Just when I think I've heard it all, they surprise me with something else new or funny.  I've heard numerous life stories, tragedies and comedies.  But mostly I hear that they haven't painted since they were in school (mostly since kindergarden or first grade).  Isn't that a tragedy?  Painting and creativity shouldn't be something you put off till you are retired, it should be an everyday-of-life event.  And most school when presented with budget cuts, don't cut the football team or any of the sports.  No.  They cut the arts: music, theater, band, fine arts.  This is the worst tragedy I've ever heard of.  So senior citizens are reintroduced to the joy of painting after life, parenting, jobs, and youth are over.

Don't get me wrong.  I do love my job.  And better late than never.  But surely something can be done.  How can we incorporate more arts into life beyond the first grade, or even the 12th grade?  Anyone have answers?

Friday, October 30, 2009

Art Show in the Library



There seem to be fewer and fewer places to host art shows these days.  The public library seems like a likely place except for just a couple of things.  Have you noticed that people are reading less and online more?  Have you noticed that 90% of the kids at the library are there waiting to use the computer and that is not for research but to play games?

The Society of Western Artists now has our 48th Annual Membership Show at the Sunnyside Library.  As a side note I won a 2nd place prize.  But I'm asking how much actual traffic will the library showing get?  Besides friends and family who have been invited to see the show, who will take the time to look at the paintings, and maybe buy one?  Precious few, I think.  So what is the answer?  We had our show at the City Hall at one time, however, I ask the same question.  Who goes to City Hall besides people paying property taxes or buying a copy of their birth certificate?

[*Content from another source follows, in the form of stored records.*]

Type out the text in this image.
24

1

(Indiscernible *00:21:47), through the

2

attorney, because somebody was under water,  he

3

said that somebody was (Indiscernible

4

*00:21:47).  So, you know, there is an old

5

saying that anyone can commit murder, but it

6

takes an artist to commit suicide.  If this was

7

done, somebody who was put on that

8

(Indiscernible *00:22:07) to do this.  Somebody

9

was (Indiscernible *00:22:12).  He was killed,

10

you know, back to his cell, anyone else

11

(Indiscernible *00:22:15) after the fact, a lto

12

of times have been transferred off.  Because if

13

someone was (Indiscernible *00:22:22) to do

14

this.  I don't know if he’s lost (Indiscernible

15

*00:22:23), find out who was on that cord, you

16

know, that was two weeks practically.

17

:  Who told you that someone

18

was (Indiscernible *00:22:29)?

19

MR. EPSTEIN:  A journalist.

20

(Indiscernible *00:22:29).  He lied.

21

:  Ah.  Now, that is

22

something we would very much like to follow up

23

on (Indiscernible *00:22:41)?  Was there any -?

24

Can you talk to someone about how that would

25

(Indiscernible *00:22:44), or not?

Anyone have a solution?  Where would be the best place to have an art show that would receive the most traffic or best viewing?  Banks used to open their wall space for non-profit art organizations but not anymore.  Restaurants don't want to be bothered.  Any suggestions would be greatly appreciated.

Thursday, October 29, 2009

Photos from Open-Air Paint-out



This is a photo of Victoria painting in the open at the park.

Open-Air Painting

If you haven't done it before, I would highly encourage it.  Paint in the open like the masters of old.  It is incredibly scary because people are passing by, watching, commenting, critiquing... and the light is constantly changing.  The sun just won't hold still for you.  

So this weekend I went out to a large park with a lake in Fresno and painted for 4 hours.  It was so exciting and yet peaceful.  The geese gliding by and honking at me.  The sun was warm and not too much wind to blow my paper around.  It was a perfect day.  Many of my painting friends worked in oils and acrylics, but I really like the versatility of watercolor. It is portable, dries fast, economically and ecologically sound.  I picked a likely spot, settled into my lawn chair, sketched out my design and proceeded to lay in color.  It was wonderful fun.  The very next day the painting sold... unframed.  I call that a success.

You must decide what to paint from a large landscape full of possibilities.  I find an empty slide sleeve and use it for a "view finder."  Then once you decide on the small piece of the world to paint onto your paper, sketch it out and take a photo to remind you of the light and shadows at the time.  Get one of those watercolor travel kits.  They have plenty of colors, a little travel brush and the Winsor and Newton travel kit even lets you buy little square paint replacement cubes, so if there is a color the kit doesn't come with you can buy it separate and insert it into the kit.  I did.  I like the Hooker Green better than the Emerald green so I exchanged them.  I three hours I had most of the painting done and stopped for lunch with friends.  Then I finished the painting after lunch.

My friends from the Society of Western Artists paint in the open twice a year.  You should maybe think of finding someone to join and try it.  You'll love it.